REPUBLIKA.CO.ID, JAKARTA -- Pemerintah dikabarkan sepakat merevisi pasal 27 ayat 1 Undang-Undang Informasi dan Transaksi Elektronik (UU ITE). Sejumlah pihak menilai Pasal 27 ayat 1 merupakan pasal karet. Wakil Ketua Komisi I DPR RI Abdul Kharis Almasyhari menyambut baik sikap pemerintah tersebut.
"Kalau direvisi, ya, it's okay, baik saya sepakat direvisi, mungkin nanti tidak cuma itu ketika kalau memang memungkinkan ada yang lain silakan saja sekalian, biar dibahas sekalian. Pada prinsipnya setuju saja direvisi," kata Abdul Kharis kepada Republika, Selasa (20/4).
Ia tidak mau mendesak-desak pemerintah agar segera mengirimkan draf revisi UU ITE ke DPR. Prinsipnya, DPR siap membahas revisi UU ITE jika pemerintah sudah mengirimkan ke DPR.
"Karena itu (usulan inisiatif) pemerintah kita tunggu aja. Saya gak mau ada pada posisi mengharuskan harus segera dan seterusnya, karena posisi DPR dalam hal ini membahas ketika ada usulan," kata dia.
Sebelumnya, Kabid Materi Hukum Publik Kemenkopolhukam Dado Achmad Ekroni mengatakan Tim Kajian Undang-Undang Informasi dan Transaksi Elektronik (UU ITE) sepakat agar pasal 27 ayat 1 UU ITE perlu direvisi. Kesepakatan tersebut dilakukan usai tim kajian UU ITE mendengarkan keterangan dari 55 narasumber yang meliputi berbagai unsur, mulai dari pihak pelapor, terlapor, pers, DPR, praktisi, hingga akademisi.

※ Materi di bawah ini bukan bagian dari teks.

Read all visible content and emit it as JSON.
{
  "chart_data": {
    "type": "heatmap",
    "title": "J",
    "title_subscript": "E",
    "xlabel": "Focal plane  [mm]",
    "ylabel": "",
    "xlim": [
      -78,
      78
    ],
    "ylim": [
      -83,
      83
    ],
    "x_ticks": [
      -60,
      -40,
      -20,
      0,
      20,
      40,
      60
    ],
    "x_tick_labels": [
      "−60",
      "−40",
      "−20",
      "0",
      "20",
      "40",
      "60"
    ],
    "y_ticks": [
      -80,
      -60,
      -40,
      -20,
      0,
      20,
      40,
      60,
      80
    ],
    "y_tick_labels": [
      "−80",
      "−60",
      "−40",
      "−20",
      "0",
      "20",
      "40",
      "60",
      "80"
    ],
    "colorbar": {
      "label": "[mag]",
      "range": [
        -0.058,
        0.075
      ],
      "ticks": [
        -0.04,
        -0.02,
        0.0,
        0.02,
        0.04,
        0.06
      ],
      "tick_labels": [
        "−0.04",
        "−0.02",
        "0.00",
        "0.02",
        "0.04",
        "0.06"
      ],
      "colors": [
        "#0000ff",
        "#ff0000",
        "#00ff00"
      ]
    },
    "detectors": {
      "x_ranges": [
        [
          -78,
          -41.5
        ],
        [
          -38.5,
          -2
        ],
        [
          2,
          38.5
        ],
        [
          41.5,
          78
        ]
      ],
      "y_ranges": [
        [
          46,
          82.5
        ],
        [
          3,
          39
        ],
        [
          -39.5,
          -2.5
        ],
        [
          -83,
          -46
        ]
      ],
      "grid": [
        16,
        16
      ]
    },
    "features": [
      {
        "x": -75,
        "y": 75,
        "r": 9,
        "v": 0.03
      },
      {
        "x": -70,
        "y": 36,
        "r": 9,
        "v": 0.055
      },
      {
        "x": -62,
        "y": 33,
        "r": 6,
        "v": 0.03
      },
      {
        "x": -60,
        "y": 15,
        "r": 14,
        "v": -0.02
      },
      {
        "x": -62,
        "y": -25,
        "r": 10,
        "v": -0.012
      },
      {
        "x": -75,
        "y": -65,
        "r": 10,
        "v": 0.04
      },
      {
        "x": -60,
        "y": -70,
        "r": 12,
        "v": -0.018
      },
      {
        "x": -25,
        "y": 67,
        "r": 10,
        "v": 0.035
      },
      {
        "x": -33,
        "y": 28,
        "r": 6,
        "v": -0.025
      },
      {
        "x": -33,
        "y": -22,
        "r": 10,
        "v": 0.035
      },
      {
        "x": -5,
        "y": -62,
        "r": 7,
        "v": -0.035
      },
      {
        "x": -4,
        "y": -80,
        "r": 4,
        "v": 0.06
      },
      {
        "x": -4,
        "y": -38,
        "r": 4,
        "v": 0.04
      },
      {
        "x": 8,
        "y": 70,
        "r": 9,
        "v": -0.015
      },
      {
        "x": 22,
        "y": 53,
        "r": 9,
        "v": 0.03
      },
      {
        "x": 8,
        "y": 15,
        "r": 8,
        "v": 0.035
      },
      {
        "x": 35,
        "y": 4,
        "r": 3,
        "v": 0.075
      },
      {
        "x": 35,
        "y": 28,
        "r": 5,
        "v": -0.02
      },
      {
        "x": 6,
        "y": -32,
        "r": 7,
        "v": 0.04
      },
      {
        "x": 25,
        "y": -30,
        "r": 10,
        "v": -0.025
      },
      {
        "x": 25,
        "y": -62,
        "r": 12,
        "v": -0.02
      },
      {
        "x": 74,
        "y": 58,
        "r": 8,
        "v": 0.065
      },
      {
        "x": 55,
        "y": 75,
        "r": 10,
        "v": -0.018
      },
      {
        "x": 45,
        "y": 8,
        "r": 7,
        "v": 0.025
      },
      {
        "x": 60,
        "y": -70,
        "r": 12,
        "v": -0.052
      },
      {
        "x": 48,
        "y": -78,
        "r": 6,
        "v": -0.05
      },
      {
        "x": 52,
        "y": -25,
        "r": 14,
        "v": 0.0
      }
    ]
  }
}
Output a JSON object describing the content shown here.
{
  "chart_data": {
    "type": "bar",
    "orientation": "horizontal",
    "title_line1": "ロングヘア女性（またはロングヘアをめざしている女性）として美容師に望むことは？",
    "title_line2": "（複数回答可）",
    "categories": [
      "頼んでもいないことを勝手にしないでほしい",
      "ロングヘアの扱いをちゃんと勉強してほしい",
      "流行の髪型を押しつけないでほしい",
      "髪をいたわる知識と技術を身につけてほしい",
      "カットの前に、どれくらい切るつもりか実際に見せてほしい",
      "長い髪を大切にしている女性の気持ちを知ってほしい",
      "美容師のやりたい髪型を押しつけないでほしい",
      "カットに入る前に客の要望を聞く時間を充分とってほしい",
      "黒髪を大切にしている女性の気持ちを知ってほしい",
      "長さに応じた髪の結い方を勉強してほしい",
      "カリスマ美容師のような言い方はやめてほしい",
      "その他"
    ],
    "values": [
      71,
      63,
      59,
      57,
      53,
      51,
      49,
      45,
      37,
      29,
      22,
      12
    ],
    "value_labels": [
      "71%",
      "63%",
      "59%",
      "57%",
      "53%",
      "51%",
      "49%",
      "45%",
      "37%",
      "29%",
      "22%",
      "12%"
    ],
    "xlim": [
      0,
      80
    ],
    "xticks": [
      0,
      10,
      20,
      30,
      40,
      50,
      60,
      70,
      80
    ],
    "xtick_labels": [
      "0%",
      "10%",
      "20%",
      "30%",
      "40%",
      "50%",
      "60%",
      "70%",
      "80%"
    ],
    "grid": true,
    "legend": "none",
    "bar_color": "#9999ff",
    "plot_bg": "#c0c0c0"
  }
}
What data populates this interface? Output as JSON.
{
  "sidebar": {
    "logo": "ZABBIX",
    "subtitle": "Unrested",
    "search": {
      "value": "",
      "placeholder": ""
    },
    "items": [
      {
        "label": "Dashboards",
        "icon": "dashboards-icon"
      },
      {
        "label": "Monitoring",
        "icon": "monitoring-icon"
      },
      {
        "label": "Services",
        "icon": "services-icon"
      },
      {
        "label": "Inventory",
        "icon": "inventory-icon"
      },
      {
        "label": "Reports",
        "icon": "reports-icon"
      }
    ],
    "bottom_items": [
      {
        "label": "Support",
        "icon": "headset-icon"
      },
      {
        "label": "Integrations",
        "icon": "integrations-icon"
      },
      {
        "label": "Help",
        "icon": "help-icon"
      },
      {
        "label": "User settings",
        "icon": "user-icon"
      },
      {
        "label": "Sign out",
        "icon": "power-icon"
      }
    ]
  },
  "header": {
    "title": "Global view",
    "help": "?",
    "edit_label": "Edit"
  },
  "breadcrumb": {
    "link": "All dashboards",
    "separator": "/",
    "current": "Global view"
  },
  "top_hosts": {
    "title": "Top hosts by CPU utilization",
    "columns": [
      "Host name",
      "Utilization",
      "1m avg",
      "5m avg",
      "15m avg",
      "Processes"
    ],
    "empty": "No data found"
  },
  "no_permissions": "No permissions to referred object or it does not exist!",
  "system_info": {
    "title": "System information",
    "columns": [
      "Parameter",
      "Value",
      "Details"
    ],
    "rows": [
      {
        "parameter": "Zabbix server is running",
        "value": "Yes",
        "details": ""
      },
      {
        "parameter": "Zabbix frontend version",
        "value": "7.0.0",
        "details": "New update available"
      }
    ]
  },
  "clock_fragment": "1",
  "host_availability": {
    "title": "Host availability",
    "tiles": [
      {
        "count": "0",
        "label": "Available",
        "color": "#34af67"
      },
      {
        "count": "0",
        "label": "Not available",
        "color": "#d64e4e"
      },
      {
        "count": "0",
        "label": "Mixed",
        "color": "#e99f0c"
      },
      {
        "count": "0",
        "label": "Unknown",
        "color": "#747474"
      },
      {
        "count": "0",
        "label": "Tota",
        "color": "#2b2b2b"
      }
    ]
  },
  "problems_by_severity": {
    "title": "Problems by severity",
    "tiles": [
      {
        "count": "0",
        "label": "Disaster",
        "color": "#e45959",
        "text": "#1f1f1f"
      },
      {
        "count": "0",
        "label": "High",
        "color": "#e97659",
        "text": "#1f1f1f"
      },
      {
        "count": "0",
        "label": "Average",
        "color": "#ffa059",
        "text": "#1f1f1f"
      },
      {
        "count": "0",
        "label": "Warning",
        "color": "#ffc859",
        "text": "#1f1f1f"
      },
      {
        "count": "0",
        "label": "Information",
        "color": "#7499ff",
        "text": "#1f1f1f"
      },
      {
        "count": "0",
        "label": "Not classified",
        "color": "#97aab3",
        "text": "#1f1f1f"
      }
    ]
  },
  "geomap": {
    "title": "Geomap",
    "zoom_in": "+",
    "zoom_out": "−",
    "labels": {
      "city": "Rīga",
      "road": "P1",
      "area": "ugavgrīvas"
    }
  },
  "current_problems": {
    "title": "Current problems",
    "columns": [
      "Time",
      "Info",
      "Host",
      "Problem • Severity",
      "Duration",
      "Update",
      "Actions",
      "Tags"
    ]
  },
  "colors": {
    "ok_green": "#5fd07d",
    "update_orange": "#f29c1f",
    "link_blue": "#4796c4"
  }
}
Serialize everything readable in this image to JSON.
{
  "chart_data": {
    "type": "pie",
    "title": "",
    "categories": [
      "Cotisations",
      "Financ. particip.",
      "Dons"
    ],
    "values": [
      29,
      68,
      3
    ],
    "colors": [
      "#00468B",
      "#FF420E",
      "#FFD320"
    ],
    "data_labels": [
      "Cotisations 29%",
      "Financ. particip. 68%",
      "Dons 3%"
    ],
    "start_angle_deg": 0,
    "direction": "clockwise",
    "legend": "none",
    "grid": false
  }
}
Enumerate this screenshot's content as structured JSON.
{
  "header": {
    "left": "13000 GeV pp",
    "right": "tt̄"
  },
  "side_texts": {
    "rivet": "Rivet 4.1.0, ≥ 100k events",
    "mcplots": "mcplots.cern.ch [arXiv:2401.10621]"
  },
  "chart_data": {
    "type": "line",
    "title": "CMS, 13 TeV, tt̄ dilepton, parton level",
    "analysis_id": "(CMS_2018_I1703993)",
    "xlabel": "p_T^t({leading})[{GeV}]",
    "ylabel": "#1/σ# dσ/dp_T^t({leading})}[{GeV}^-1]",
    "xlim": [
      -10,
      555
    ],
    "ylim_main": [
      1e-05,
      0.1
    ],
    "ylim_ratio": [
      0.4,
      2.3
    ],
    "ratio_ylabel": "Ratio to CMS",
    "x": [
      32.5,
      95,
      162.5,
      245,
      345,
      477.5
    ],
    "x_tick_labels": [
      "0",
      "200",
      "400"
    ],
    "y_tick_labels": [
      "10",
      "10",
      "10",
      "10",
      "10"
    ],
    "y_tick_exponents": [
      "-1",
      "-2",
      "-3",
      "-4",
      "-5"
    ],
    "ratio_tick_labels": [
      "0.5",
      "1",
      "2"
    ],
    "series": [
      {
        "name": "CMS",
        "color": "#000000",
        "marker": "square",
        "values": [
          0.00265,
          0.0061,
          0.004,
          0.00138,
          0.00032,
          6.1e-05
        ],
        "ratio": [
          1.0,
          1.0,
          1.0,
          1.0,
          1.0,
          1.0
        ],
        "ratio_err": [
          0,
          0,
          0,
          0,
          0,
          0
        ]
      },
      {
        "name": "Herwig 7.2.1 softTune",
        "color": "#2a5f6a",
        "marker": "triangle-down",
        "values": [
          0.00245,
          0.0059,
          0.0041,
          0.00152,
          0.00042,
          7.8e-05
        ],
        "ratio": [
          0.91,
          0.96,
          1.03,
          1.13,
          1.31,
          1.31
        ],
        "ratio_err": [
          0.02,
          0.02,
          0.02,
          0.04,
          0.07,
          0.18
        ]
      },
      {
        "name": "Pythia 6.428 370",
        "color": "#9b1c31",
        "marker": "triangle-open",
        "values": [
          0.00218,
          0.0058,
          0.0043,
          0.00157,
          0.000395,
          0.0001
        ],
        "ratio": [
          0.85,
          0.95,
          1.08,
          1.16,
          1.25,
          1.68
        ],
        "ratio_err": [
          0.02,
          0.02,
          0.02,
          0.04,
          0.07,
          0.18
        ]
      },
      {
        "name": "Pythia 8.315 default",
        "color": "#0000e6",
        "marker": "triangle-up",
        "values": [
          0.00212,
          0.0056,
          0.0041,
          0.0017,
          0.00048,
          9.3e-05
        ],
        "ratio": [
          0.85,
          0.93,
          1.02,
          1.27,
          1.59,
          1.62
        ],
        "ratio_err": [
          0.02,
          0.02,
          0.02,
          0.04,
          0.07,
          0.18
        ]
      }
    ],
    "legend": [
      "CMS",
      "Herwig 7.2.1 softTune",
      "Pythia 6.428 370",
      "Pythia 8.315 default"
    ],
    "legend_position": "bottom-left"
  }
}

Dado menjelaskan rumusan delik di setiap ketentuan pidana harus memenuhi empat prinsip, yaitu lex praevia, lex scripta, lex certa, maupun lex stricta. Sementara di pasal 27 sampai pasal 29 UU ITE dianggap tidak memenuhi salah satu unsur dari azas legalitas yakni lex certa atau ketidakjelasan rumusan pasal.
"Itu yang yang saat ini sedang kita fokuskan bagaimana caranya kita merevisi dengan mendengarkan dengan narasumber yang sudah kita kita ambil sebanyak 55 orang tersebut," ujarnya.